OPS 2-1
Modeling long-term continuous stream metabolism across the continent: NEON opportunities and approaches

Tuesday, August 12, 2014
Exhibit Hall, Sacramento Convention Center
Claire K. Lunch, National Ecological Observatory Network, Boulder, CO
Keli Goodman, National Ecological Observatory Network, Boulder, CO
Gordon W. Holtgrieve, School of Aquatic and Fishery Sciences, University of Washington, Seattle, WA
Robert O. Hall Jr., Department of Zoology & Physiology, University of Wyoming, Laramie, WY
Amy M. Marcarelli, Department of Biological Sciences, Michigan Technological University, Houghton, MI
Madeleine M. Mineau, Plant, Soil and Environmental Sciences, University of Maine, Orono, ME
Jerard Bales, United States Geological Survey
Melody Bernot, Biology, Ball State University, Muncie, IN
Brian J. Roberts, Louisiana Universities Marine Consortium, Chauvin, LA
Background/Question/Methods

Stream metabolism, the measurement of primary productivity (GPP) and ecosystem respiration (ER) in stream ecosystems, is an important measure of stream health and indicator of climatic and local environmental change. Long-term, continuous monitoring of stream metabolism can enable better understanding of the integrated and complex effects of large-scale change (e.g., land-use, climate, atmospheric deposition, invasive species, etc.) on stream ecosystem function. Similarly, parallel measurements of metabolism in streams across a broad range of ecosystems can inform understanding of local and regional controls over ecosystem function, and illustrate differing responses to shared climate changes.

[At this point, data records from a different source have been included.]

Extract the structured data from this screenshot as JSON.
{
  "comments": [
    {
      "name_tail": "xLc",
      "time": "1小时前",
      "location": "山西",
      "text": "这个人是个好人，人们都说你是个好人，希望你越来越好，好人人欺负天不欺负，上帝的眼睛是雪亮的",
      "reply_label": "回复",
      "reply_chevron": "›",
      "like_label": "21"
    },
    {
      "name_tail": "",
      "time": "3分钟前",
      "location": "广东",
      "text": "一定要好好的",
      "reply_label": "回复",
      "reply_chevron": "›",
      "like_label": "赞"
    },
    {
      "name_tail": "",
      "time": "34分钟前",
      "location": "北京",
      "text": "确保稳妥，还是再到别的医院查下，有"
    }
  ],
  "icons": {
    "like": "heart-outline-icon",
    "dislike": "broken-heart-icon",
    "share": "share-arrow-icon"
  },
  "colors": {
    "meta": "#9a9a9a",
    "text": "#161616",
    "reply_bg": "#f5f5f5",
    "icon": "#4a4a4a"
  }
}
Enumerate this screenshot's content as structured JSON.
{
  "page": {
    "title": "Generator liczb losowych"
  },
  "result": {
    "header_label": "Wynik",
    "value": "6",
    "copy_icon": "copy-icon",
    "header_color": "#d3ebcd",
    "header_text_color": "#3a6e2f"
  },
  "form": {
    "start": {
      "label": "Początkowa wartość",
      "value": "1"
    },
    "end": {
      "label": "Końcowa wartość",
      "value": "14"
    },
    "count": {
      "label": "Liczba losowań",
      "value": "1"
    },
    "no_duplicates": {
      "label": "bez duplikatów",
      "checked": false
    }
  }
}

Long-term, continuous monitoring across a large number of sites creates challenges in both data management and modeling. A standardized framework is needed for error and uncertainty estimation and propagation, and for modeling approaches and parameterization. Challenges to modeling GPP and ER from long-term stream data include 1) obtaining unbiased, low-error estimates of daily fluxes, 2) interpreting GPP and ER estimates over extended time periods, and 3) developing an automated, standardized model.

Results/Conclusions

The National Ecological Observatory Network (NEON) is a national-scale research platform that will use consistent procedures and protocols to standardize measurements across the United States, providing long-term, high-quality, open-access data from a connected network to address large-scale change. NEON is currently preparing for the collection, processing, and delivery to the public of 30 years of continuous whole-ecosystem stream metabolism data from 29 stream and river sites across the US. In partnership with academic and government scientists, NEON is developing a Bayesian inverse modeling framework for partitioning metabolism into GPP and ER. Automating metrics of both data and model quality is a major goal. The model developed by NEON must be flexible enough to accommodate NEON’s diverse aquatic sites, and thus will be usable at other sites as well. The model itself will be made available to the community along with all associated data.